Approach to capital
First — structure, roles and constraints.
Then — instruments.
This page is not about what to invest in.
It is about how decisions around capital are made.
Capital is not a portfolio
Capital is a system.
Not a collection of instruments.
Not a list of ideas.
Not a sequence of trades.
A system where decisions are connected.
Capital without structure
Most problems with money
do not come from the market.
They come from the absence of structure.
There may be capital.
There may be access to instruments.
There may even be experience.
But there is no logic
that ties everything together.
Three roles of capital
Most situations can be reduced to three roles.
Preservation
So capital remains available
and is not dependent on a single mistake.
Growth
So capital compounds
over the long term.
Income
So it can support current needs.
Problems arise
when all of this is mixed together.
Simple solutions do not work
A deposit is not a strategy.
Real estate is not a system.
A “bunch of ideas” is not capital management.
Such approaches may work
at smaller scale
or over shorter periods.
As capital grows,
risks emerge:
- concentration
- illiquidity
- dependence on a single scenario
- loss of control
What a capital system is
A system is the logic
by which capital is structured.
It defines:
- the role of each segment of capital
- acceptable risk
- time horizon
- liquidity
- connection to real-life objectives
- ability to access capital when needed
Only after that
do instruments come into play.
Investment scope
When capital is concentrated in one country,
we are almost always
limited in our options.
Global exposure is not only about returns.
It is also about:
- diversification
- resilience
- reduced dependency
- access to different economies
- ability to move capital when needed
There are also constraints.
These need to be addressed upfront.
What drives results
Certainly not “trading ideas”.
Results come from:
- capital structure
- asset allocation
- discipline
- consistency in decision-making
- independence from products
Investing is not a sprint.
It is a long-term process.
Boundaries of expertise
Good professionals understand the limits of their expertise.
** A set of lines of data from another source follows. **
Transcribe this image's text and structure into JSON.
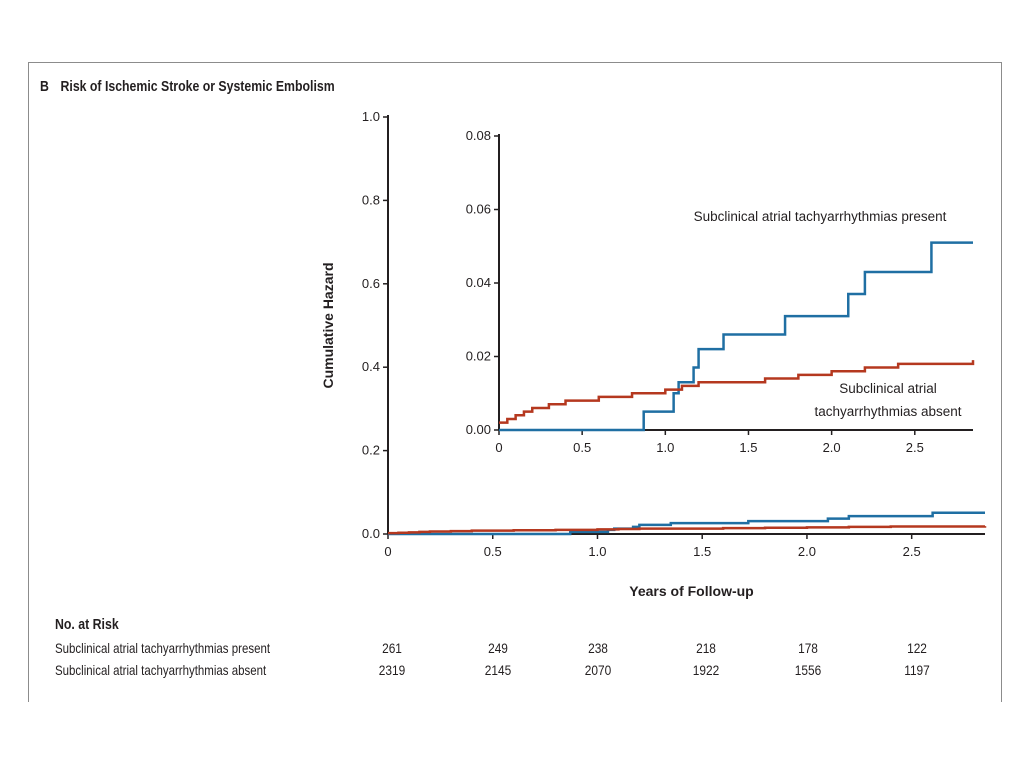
{
  "panel": {
    "letter": "B",
    "title": "Risk of Ischemic Stroke or Systemic Embolism"
  },
  "chart_data": [
    {
      "name": "main",
      "type": "line",
      "step": true,
      "xlabel": "Years of Follow-up",
      "ylabel": "Cumulative Hazard",
      "xlim": [
        0,
        2.85
      ],
      "ylim": [
        0,
        1.0
      ],
      "x_ticks": [
        0,
        0.5,
        1.0,
        1.5,
        2.0,
        2.5
      ],
      "x_tick_labels": [
        "0",
        "0.5",
        "1.0",
        "1.5",
        "2.0",
        "2.5"
      ],
      "y_ticks": [
        0,
        0.2,
        0.4,
        0.6,
        0.8,
        1.0
      ],
      "y_tick_labels": [
        "0.0",
        "0.2",
        "0.4",
        "0.6",
        "0.8",
        "1.0"
      ],
      "grid": false,
      "series": [
        {
          "key": "present",
          "color": "#1f6fa3",
          "points": [
            [
              0,
              0
            ],
            [
              0.87,
              0
            ],
            [
              0.87,
              0.005
            ],
            [
              1.05,
              0.005
            ],
            [
              1.05,
              0.01
            ],
            [
              1.08,
              0.01
            ],
            [
              1.08,
              0.013
            ],
            [
              1.17,
              0.013
            ],
            [
              1.17,
              0.017
            ],
            [
              1.2,
              0.017
            ],
            [
              1.2,
              0.022
            ],
            [
              1.35,
              0.022
            ],
            [
              1.35,
              0.026
            ],
            [
              1.72,
              0.026
            ],
            [
              1.72,
              0.031
            ],
            [
              2.1,
              0.031
            ],
            [
              2.1,
              0.037
            ],
            [
              2.2,
              0.037
            ],
            [
              2.2,
              0.043
            ],
            [
              2.6,
              0.043
            ],
            [
              2.6,
              0.051
            ],
            [
              2.85,
              0.051
            ]
          ]
        },
        {
          "key": "absent",
          "color": "#b5381f",
          "points": [
            [
              0,
              0.002
            ],
            [
              0.05,
              0.003
            ],
            [
              0.1,
              0.004
            ],
            [
              0.15,
              0.005
            ],
            [
              0.2,
              0.006
            ],
            [
              0.3,
              0.007
            ],
            [
              0.4,
              0.008
            ],
            [
              0.6,
              0.009
            ],
            [
              0.8,
              0.01
            ],
            [
              1.0,
              0.011
            ],
            [
              1.1,
              0.012
            ],
            [
              1.2,
              0.013
            ],
            [
              1.4,
              0.013
            ],
            [
              1.6,
              0.014
            ],
            [
              1.8,
              0.015
            ],
            [
              2.0,
              0.016
            ],
            [
              2.2,
              0.017
            ],
            [
              2.4,
              0.018
            ],
            [
              2.6,
              0.018
            ],
            [
              2.85,
              0.019
            ]
          ]
        }
      ]
    },
    {
      "name": "inset",
      "type": "line",
      "step": true,
      "xlim": [
        0,
        2.85
      ],
      "ylim": [
        0,
        0.08
      ],
      "x_ticks": [
        0,
        0.5,
        1.0,
        1.5,
        2.0,
        2.5
      ],
      "x_tick_labels": [
        "0",
        "0.5",
        "1.0",
        "1.5",
        "2.0",
        "2.5"
      ],
      "y_ticks": [
        0,
        0.02,
        0.04,
        0.06,
        0.08
      ],
      "y_tick_labels": [
        "0.00",
        "0.02",
        "0.04",
        "0.06",
        "0.08"
      ],
      "grid": false,
      "annotations": [
        {
          "key": "present",
          "lines": [
            "Subclinical atrial tachyarrhythmias present"
          ]
        },
        {
          "key": "absent",
          "lines": [
            "Subclinical atrial",
            "tachyarrhythmias absent"
          ]
        }
      ]
    }
  ],
  "risk_table": {
    "heading": "No. at Risk",
    "rows": [
      {
        "label": "Subclinical atrial tachyarrhythmias present",
        "values": [
          "261",
          "249",
          "238",
          "218",
          "178",
          "122"
        ]
      },
      {
        "label": "Subclinical atrial tachyarrhythmias absent",
        "values": [
          "2319",
          "2145",
          "2070",
          "1922",
          "1556",
          "1197"
        ]
      }
    ]
  }
}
I do not try to cover everything.
I do not build institutional-grade
fixed income strategies.
I am not a tax or legal advisor.
But I understand
where these areas intersect with capital,
and involve the right specialists when needed.
What it comes down to
A good portfolio is a result of structure.
When the system is clear,
decisions become obvious.
And capital begins to behave
less randomly, and more predictably.